Now it is time to calculate the price of shares in Topgolf Callaway Brands. I perform three different calculations that I learned at a Phil Town seminar. The first is called the Margin of Safety price, which is calculated based on earnings per share (EPS), estimated future EPS growth, and estimated future price-to-earnings ratio (P/E). The minimum acceptable rate of return is 15%. I chose to use an EPS of 0,82, which is from 2022. I have selected a projected future EPS growth rate of 15% (Finbox estimates EPS to grow by 15,1%). Additionally, I have chosen a projected future P/E ratio of 30, which is twice the growth rate. This decision is based on the fact that Topgolf Callaway Brands has historically had a higher P/E ratio. Lastly, our minimum acceptable rate of return is already set at 15%. Doing the calculations, we come up with the sticker price (some call it fair value or intrinsic value) of $24,60. We want to have a margin of safety of 50%, so we will divide it by 2. This means that we want to buy Topgolf Callaway Brands at a price of $12,30 (or lower, obviously) if we use the Margin of Safety price.

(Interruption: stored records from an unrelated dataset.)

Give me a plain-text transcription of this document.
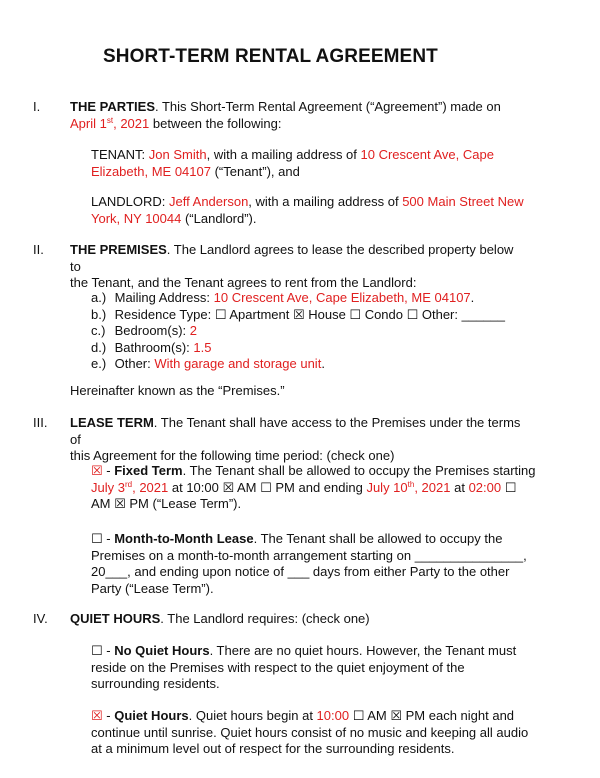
SHORT-TERM RENTAL AGREEMENT
I. THE PARTIES. This Short-Term Rental Agreement (“Agreement”) made on
April 1st, 2021 between the following:
TENANT: Jon Smith, with a mailing address of 10 Crescent Ave, Cape
Elizabeth, ME 04107 (“Tenant”), and
LANDLORD: Jeff Anderson, with a mailing address of 500 Main Street New
York, NY 10044 (“Landlord”).
II. THE PREMISES. The Landlord agrees to lease the described property below to
the Tenant, and the Tenant agrees to rent from the Landlord:
a.) Mailing Address: 10 Crescent Ave, Cape Elizabeth, ME 04107.
b.) Residence Type: ☐ Apartment ☒ House ☐ Condo ☐ Other: ______
c.) Bedroom(s): 2
d.) Bathroom(s): 1.5
e.) Other: With garage and storage unit.
Hereinafter known as the “Premises.”
III. LEASE TERM. The Tenant shall have access to the Premises under the terms of
this Agreement for the following time period: (check one)
☒ - Fixed Term. The Tenant shall be allowed to occupy the Premises starting
July 3rd, 2021 at 10:00 ☒ AM ☐ PM and ending July 10th, 2021 at 02:00 ☐
AM ☒ PM (“Lease Term”).
☐ - Month-to-Month Lease. The Tenant shall be allowed to occupy the
Premises on a month-to-month arrangement starting on _______________,
20___, and ending upon notice of ___ days from either Party to the other
Party (“Lease Term”).
IV. QUIET HOURS. The Landlord requires: (check one)
☐ - No Quiet Hours. There are no quiet hours. However, the Tenant must
reside on the Premises with respect to the quiet enjoyment of the
surrounding residents.
☒ - Quiet Hours. Quiet hours begin at 10:00 ☐ AM ☒ PM each night and
continue until sunrise. Quiet hours consist of no music and keeping all audio
at a minimum level out of respect for the surrounding residents.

The second calculation is called the Ten Cap price. The rate of return that an owner of a company (or stock) receives on the purchase price of the company is essentially its return on investment. The return should be at least 10% annually, and I calculate it as follows: The operating cash flow last year was -9, and capital expenditures were 556. I attempted to review their annual report to determine the percentage of capital expenditures allocated to maintenance. I couldn't find it, but as a rule of thumb, you can expect that 70% of the capital expenditures will be allocated for maintenance purposes. This means that we will use 389 in our calculations. The tax provision was -53,2. We have 184,7 outstanding shares. Since all numbers are negative, it is not possible to perform the Ten Cap calculation.


The final calculation is called the Payback Time price. It is a calculation based on the free cash flow per share. However, Topgolf Callaway Brands had a Free Cash Flow Per Share of $-3,07. Thus, it is not possible to make the Payback Time calculation.

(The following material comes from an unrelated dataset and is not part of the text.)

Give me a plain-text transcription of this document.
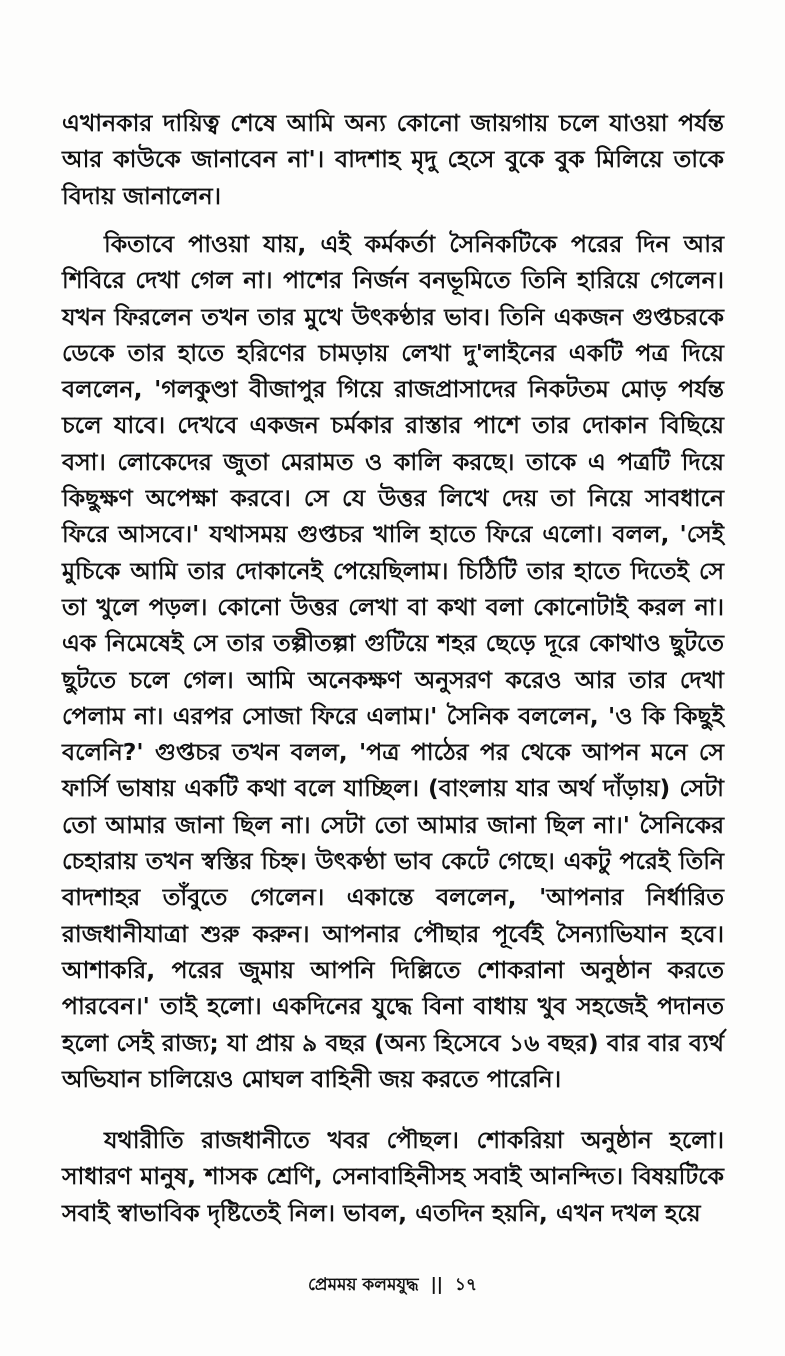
এখানকার দায়িত্ব শেষে আমি অন্য কোনো জায়গায় চলে যাওয়া পর্যন্ত আর কাউকে জানাবেন না'। বাদশাহ মৃদু হেসে বুকে বুক মিলিয়ে তাকে বিদায় জানালেন।

কিতাবে পাওয়া যায়, এই কর্মকর্তা সৈনিকটিকে পরের দিন আর শিবিরে দেখা গেল না। পাশের নির্জন বনভূমিতে তিনি হারিয়ে গেলেন। যখন ফিরলেন তখন তার মুখে উৎকণ্ঠার ভাব। তিনি একজন গুপ্তচরকে ডেকে তার হাতে হরিণের চামড়ায় লেখা দু'লাইনের একটি পত্র দিয়ে বললেন, 'গলকুণ্ডা বীজাপুর গিয়ে রাজপ্রাসাদের নিকটতম মোড় পর্যন্ত চলে যাবে। দেখবে একজন চর্মকার রাস্তার পাশে তার দোকান বিছিয়ে বসা। লোকেদের জুতা মেরামত ও কালি করছে। তাকে এ পত্রটি দিয়ে কিছুক্ষণ অপেক্ষা করবে। সে যে উত্তর লিখে দেয় তা নিয়ে সাবধানে ফিরে আসবে।' যথাসময় গুপ্তচর খালি হাতে ফিরে এলো। বলল, 'সেই মুচিকে আমি তার দোকানেই পেয়েছিলাম। চিঠিটি তার হাতে দিতেই সে তা খুলে পড়ল। কোনো উত্তর লেখা বা কথা বলা কোনোটাই করল না। এক নিমেষেই সে তার তল্পীতল্পা গুটিয়ে শহর ছেড়ে দূরে কোথাও ছুটতে ছুটতে চলে গেল। আমি অনেকক্ষণ অনুসরণ করেও আর তার দেখা পেলাম না। এরপর সোজা ফিরে এলাম।' সৈনিক বললেন, 'ও কি কিছুই বলেনি?' গুপ্তচর তখন বলল, 'পত্র পাঠের পর থেকে আপন মনে সে ফার্সি ভাষায় একটি কথা বলে যাচ্ছিল। (বাংলায় যার অর্থ দাঁড়ায়) সেটা তো আমার জানা ছিল না। সেটা তো আমার জানা ছিল না।' সৈনিকের চেহারায় তখন স্বস্তির চিহ্ন। উৎকণ্ঠা ভাব কেটে গেছে। একটু পরেই তিনি বাদশাহর তাঁবুতে গেলেন। একান্তে বললেন, 'আপনার নির্ধারিত রাজধানীযাত্রা শুরু করুন। আপনার পৌছার পূর্বেই সৈন্যাভিযান হবে। আশাকরি, পরের জুমায় আপনি দিল্লিতে শোকরানা অনুষ্ঠান করতে পারবেন।' তাই হলো। একদিনের যুদ্ধে বিনা বাধায় খুব সহজেই পদানত হলো সেই রাজ্য; যা প্রায় ৯ বছর (অন্য হিসেবে ১৬ বছর) বার বার ব্যর্থ অভিযান চালিয়েও মোঘল বাহিনী জয় করতে পারেনি।

যথারীতি রাজধানীতে খবর পৌছল। শোকরিয়া অনুষ্ঠান হলো। সাধারণ মানুষ, শাসক শ্রেণি, সেনাবাহিনীসহ সবাই আনন্দিত। বিষয়টিকে সবাই স্বাভাবিক দৃষ্টিতেই নিল। ভাবল, এতদিন হয়নি, এখন দখল হয়ে

প্রেমময় কলমযুদ্ধ || ১৭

I believe that Topgolf Callaway Brands is an interesting company. And while we don't have much information about the management team, I am confident that they are well-equipped to lead Topgolf Callaway Brands moving forward. This confidence stems from their extensive experience in the industry. Topgolf Callaway Brands is facing some short-term risks due to the current economic conditions, which could adversely impact its results in the near future. Competition is a long-term risk for Topgolf Callaway Brands as they face competition in all of their segments. However, their Golf Equipment and Active Lifestyle brands have moats that should protect them from competition, while Topgolf offers a unique experience that none of their competitors can replicate. The high debt is concerning, but management has mentioned that they will use the positive free cash flow to pay off debt. What makes Topgolf Callaway Brands intriguing is their growth across all segments, and the anticipated margin improvements that will result in positive free cash flow by 2023. Furthermore, they are a dominant player in off-course golfing, which is a capital-intensive business. This implies that there are high barriers to entry. It is also worth noting that insiders have bought shares above the current trading price over the last 12 months. I believe that investing in Topgolf Callaway Brands could be interesting, but due to its low return on invested capital (ROIC) and the current short-term uncertainty, I would only consider buying it if it is priced at a 50% discount to its intrinsic value. This means that I would purchase Topgolf Callaway Brands below the Margin of Safety price at $12,30.